Tremblay L, Schultz W
Institute of Physiology and Program in Neuroscience, University of Fribourg, CH-1700 Fribourg, Switzerland.
J Neurophysiol. 2000 Apr;83(4):1877-85. doi: 10.1152/jn.2000.83.4.1877.
This study investigated how neuronal activity in orbitofrontal cortex related to the expectation of reward changed while monkeys repeatedly learned to associate new instruction pictures with known behavioral reactions and reinforcers. In a delayed go-nogo task with several trial types, an initial picture instructed the animal to execute or withhold a reaching movement and to expect a liquid reward or a conditioned auditory reinforcer. When novel instruction pictures were presented, animals learned according to a trial-and-error strategy. After experience with a large number of novel pictures, learning occurred in a few trials, and correct performance usually exceeded 70% in the first 60-90 trials. About 150 task-related neurons in orbitofrontal cortex were studied in both familiar and learning conditions and showed two major forms of changes during learning. Quantitative changes of responses to the initial instruction were seen as appearance of new responses, increase of existing responses, or decrease or complete disappearance of responses. The changes usually outlasted initial learning trials and persisted during subsequent consolidation. They often modified the trial selectivities of activations. Increases might reflect the increased attention during learning and induce neuronal changes underlying the behavioral adaptations. Decreases might be related to the unreliable reward-predicting value of frequently changing learning instructions. The second form of changes reflected the adaptation of reward expectations during learning. In initial learning trials, animals reacted as if they expected liquid reward in every trial type, although only two of the three trial types were rewarded with liquid. In close correspondence, neuronal activations related to the expectation of reward occurred initially in every trial type. The behavioral indices for reward expectation and their neuronal correlates adapted in parallel during the course of learning and became restricted to rewarded trials. In conclusion, these data support the notion that neurons in orbitofrontal cortex code reward information in a flexible and adaptive manner during behavioral changes after novel stimuli.

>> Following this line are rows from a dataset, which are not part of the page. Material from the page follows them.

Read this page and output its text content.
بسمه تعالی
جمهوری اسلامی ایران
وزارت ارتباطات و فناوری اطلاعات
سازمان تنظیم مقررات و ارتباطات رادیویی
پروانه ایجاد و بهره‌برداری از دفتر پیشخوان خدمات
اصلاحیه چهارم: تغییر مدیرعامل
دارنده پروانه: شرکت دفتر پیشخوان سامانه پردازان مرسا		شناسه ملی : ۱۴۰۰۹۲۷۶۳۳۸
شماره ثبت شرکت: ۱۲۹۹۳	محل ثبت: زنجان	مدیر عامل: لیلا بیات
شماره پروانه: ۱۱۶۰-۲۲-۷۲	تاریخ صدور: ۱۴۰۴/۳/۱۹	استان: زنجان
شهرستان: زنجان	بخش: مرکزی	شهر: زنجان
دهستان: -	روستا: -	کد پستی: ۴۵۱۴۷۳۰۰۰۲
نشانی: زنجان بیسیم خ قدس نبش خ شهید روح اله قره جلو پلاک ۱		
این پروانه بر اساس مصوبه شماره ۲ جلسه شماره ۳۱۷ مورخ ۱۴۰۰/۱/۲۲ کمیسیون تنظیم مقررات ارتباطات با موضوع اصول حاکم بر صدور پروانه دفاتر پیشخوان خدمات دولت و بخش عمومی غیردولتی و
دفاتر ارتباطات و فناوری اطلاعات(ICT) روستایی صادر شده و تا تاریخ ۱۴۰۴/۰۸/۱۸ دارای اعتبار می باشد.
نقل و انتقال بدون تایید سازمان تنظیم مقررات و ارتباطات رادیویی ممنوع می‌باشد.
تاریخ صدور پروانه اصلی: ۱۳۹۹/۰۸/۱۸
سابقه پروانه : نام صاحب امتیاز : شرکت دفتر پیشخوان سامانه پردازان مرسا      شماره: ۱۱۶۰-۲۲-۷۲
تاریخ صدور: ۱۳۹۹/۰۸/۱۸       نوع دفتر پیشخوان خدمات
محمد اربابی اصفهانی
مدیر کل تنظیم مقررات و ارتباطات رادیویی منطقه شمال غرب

本研究调查了在猴子反复学习将新的指令图片与已知行为反应及强化物建立联系的过程中,眶额皮质中与奖励预期相关的神经元活动是如何变化的。在一个具有多种试验类型的延迟停止-继续任务中,初始图片指示动物执行或抑制伸手动作,并预期获得液体奖励或条件性听觉强化物。当呈现新的指令图片时,动物根据试错策略进行学习。在经历大量新图片后,只需经过几次试验就能完成学习,在前60 - 90次试验中正确表现通常超过70%。在熟悉和学习两种条件下,对眶额皮质中约150个与任务相关的神经元进行了研究,结果显示在学习过程中出现了两种主要的变化形式。对初始指令反应的定量变化表现为新反应的出现、现有反应的增加、反应的减少或完全消失。这些变化通常在初始学习试验之后仍然持续,并在随后的巩固过程中持续存在。它们常常改变激活的试验选择性。反应增加可能反映了学习过程中注意力的增强,并引发行为适应背后的神经元变化。反应减少可能与频繁变化的学习指令中奖励预测价值的不可靠性有关。第二种变化形式反映了学习过程中奖励预期的适应性变化。在初始学习试验中,动物的反应就好像它们预期在每种试验类型中都能获得液体奖励,尽管三种试验类型中只有两种会给予液体奖励。与之密切对应,与奖励预期相关的神经元激活最初出现在每种试验类型中。在学习过程中,奖励预期的行为指标及其神经元相关指标并行适应,并逐渐局限于有奖励的试验中。总之,这些数据支持了这样一种观点,即在新刺激后的行为变化过程中,眶额皮质中的神经元以灵活且适应性的方式编码奖励信息。